Friday, February 24, 2023

WHY AMERICA IS AN IDEOLOGICALLY DEMOCRATIC COUNTRY LARGELY RUN BY REPUBLICANS

Philip Bump points out that Americans support the right to abortion in nearly every state:
PRRI conducted a huge, national poll on views of abortion, covering respondents in all 50 states and the District of Columbia. It found that not only that do most Americans believe that abortion should be legal in all or most cases, but most people in most states hold that position. Even Republicans are more than twice as likely to say that abortion should be legal in all or most cases than to say it should be banned completely.

... On average, there are 8.7 people in a state who think abortion should be legal in all or most cases for every one who thinks it should be illegal. In states that voted for Trump in 2020, the average ratio is 5.6 to 1.

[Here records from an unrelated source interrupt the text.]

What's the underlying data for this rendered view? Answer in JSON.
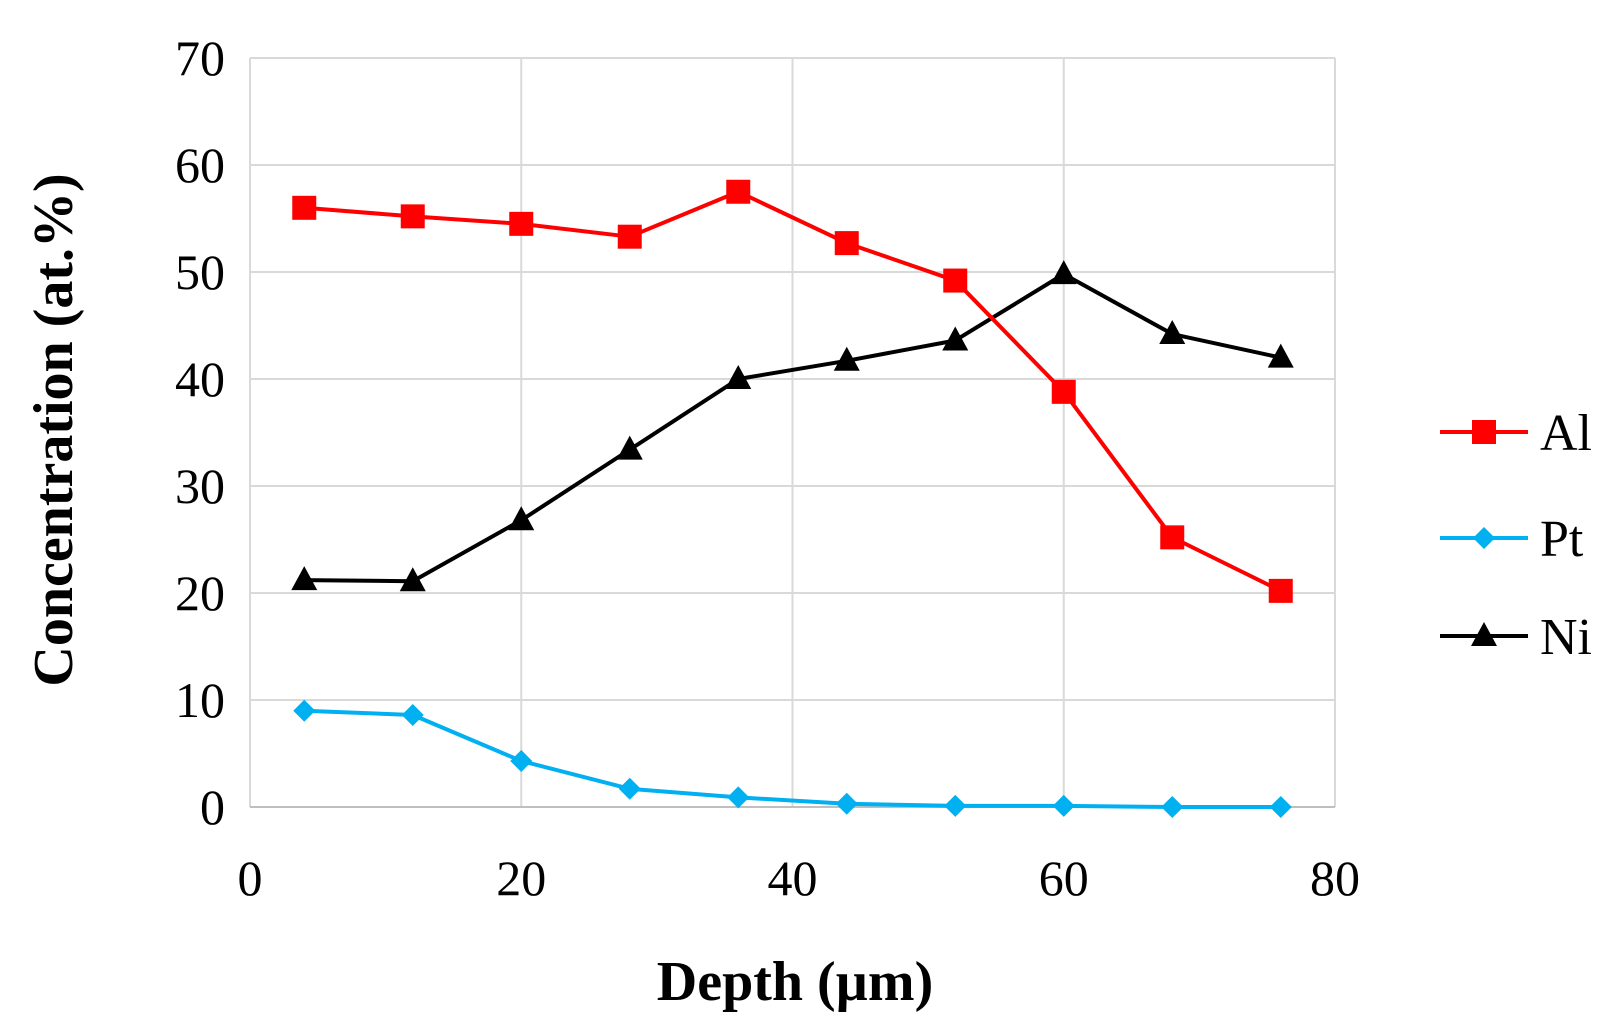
{
  "chart_data": {
    "type": "line",
    "title": "",
    "xlabel": "Depth (µm)",
    "ylabel": "Concentration (at.%)",
    "xlim": [
      0,
      80
    ],
    "ylim": [
      0,
      70
    ],
    "xticks": [
      0,
      20,
      40,
      60,
      80
    ],
    "yticks": [
      0,
      10,
      20,
      30,
      40,
      50,
      60,
      70
    ],
    "grid": true,
    "legend_position": "right",
    "x": [
      4,
      12,
      20,
      28,
      36,
      44,
      52,
      60,
      68,
      76
    ],
    "series": [
      {
        "name": "Al",
        "color": "#ff0000",
        "marker": "square",
        "values": [
          56,
          55.2,
          54.5,
          53.3,
          57.5,
          52.7,
          49.2,
          38.8,
          25.2,
          20.2
        ]
      },
      {
        "name": "Pt",
        "color": "#00b0f0",
        "marker": "diamond",
        "values": [
          9,
          8.6,
          4.3,
          1.7,
          0.9,
          0.3,
          0.1,
          0.1,
          0,
          0
        ]
      },
      {
        "name": "Ni",
        "color": "#000000",
        "marker": "triangle",
        "values": [
          21.2,
          21.1,
          26.8,
          33.4,
          40,
          41.7,
          43.6,
          49.8,
          44.2,
          42
        ]
      }
    ]
  }
}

... even in the most Trump-friendly states, most people support access to legal abortion. Only in seven of the 25 states Trump won in 2020 does less than half of the population support abortion access; in two others, exactly half do.
But it doesn't matter. In a referendum last year, Kansans voted 59%-41% to affirm their right to an abortion -- and then gave their vote in the attorney general's race to Kris Kobach, who has asked the state Supreme Court to ban abortion, has filed a legal brief in favor of a nationwide ban on the abortion drug mifespristone, and has pressured Walgreens to drop its plans to distribute mifepristone in the state.

In 2018, voters in Florida voted 65% to 35% to restore the voting rights of most felons who had been released from prison -- but then, after newly elected governor Ron DeSantis and the Republican-controlled legislature made it next to impossible for felons to take advantage of the law, requiring restoration applicants to pay ever-increasing fines and fees, Floridians reelected DeSantis in a landslide last year, and overwhelmingly chose Republicans for legislative seats.

This happens over and over. Voters of all political persuasions support universal background checks and assault weapons bans, but in much of the country Republicans who unalterably oppose these reforms are reelected again and again. There's similar broad support for higher taxes on rich people, yet Republicans oppose these taxes and just keep winning.

I'm thinking about all this in the context of Marjorie Taylor Greene's "national divorce" Twitter thread, which I hadn't read until this morning. We're supposed to think of Greene as extreme even by modern Republican standards, but what I see in her thread is a caricature of Democrats that's widely accepted.

She portrays "the left" as "cramming and forcing their ways on us and our children with no respect for our religion/faith, traditional values, and economic & government policy beliefs." She says that blue states after the "divorce" would be free to run "government controlled gender transition schools" and, if they chose, "Antifa communists training schools." She says blue states would be free to do what they "have been calling for all along, abolishing the police," in pursuit of "their dreams of total and complete lawlessness." She says that liberals "could live in their safe space blue states, own nothing, let their government decide and control everything, and most importantly protect their fragile minds from being shocked and insulted by those of us on the right who believe in life, liberty, and the pursuit of happiness."

This isn't some special, uniquely Greene-ian, industrial-strength form of crackpottery. This is just a slightly flippant version of what nearly every Republican politician and right-wing pundit says about Democrats every day. It's barely distinguishable from Tim Scott's stump speech, or the Sarah Huckabee Sanders State of the Union response.

And much of America -- probably a majority of white America -- believes all this, more or less. Sure, white Americans want abortion to be legal and rich people to pay more taxes, but Democrats are just so extreme! Democrats have allowed themselves to be defined by this caricature. And so a party that most Americans don't agree with on important issues continues to be highly competitive nationwide, and dominant in much of the country.